As in the beginning of our investigation the hero’s name forced us to speak of the symbolism of Popocatepetl as belonging to the creating part of the human body, so at the end does the Miller drama again give us an opportunity of seeing how the volcano assists in the death of the hero and causes him to disappear by means of an earthquake into the depths of the earth. As the volcano gave birth and name to the hero, so at the end of the day it devours him again.[854] We learn from the last words of the hero that his longed-for beloved, she who alone understands him, is called Ja-ni-wa-ma. We find in this name those lisped syllables familiar to us from the early childhood of the hero, Hiawatha, Wawa, wama, mama. The only one who really understands us is the mother. For verstehen, “to understand” (Old High German firstân), is probably derived from a primitive Germanic prefix fri, identical with περὶ, meaning “roundabout.” The Old High German antfristôn, “to interpret,” is considered as identical with firstân. From that 483results a fundamental significance of the verb verstehen, “to understand,” as “standing round about something.”[855] Comprehendere and κατασυλλαμβάνειν express a similar idea as the German erfassen, “to grasp, to comprehend.” The thing common to these expressions is the surrounding, the enfolding. And there is no doubt that there is nothing in the world which so completely enfolds us as the mother. When the neurotic complains that the world has no understanding, he says indirectly that he misses the mother. Paul Verlaine has expressed this thought most beautifully in his poem, “Mon Rêve Familier”:

My Familiar Dream.

“Often I have that strange and poignant dream

Of some unknown who meets my flame with flame—

Who, with each time, is never quite the same,

Yet never wholly different does she seem.

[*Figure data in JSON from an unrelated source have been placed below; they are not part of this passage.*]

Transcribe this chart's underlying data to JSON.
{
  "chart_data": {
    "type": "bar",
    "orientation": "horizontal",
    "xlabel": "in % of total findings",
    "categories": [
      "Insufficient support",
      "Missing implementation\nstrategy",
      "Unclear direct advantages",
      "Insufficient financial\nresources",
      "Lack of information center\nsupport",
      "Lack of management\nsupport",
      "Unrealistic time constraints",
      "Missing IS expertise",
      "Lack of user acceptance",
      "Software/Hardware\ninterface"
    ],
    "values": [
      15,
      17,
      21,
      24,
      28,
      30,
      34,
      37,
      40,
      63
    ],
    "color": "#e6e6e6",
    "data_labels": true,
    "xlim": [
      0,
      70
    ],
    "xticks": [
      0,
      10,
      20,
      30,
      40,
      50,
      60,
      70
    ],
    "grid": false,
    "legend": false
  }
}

She understands me! Every fitful gleam

Troubling my heart, she reads aright somehow:

Even the sweat upon my pallid brow

She soothes with tears, a cool and freshening stream.

“If she is dark or fair? I do not know—

Her name? Only that it is sweet and low,

Like those of loved ones who have long since died.

Her look is like a statue’s, kind and clear;

And her calm voice, distant and dignified,

Like those hushed voices that I loved to hear.”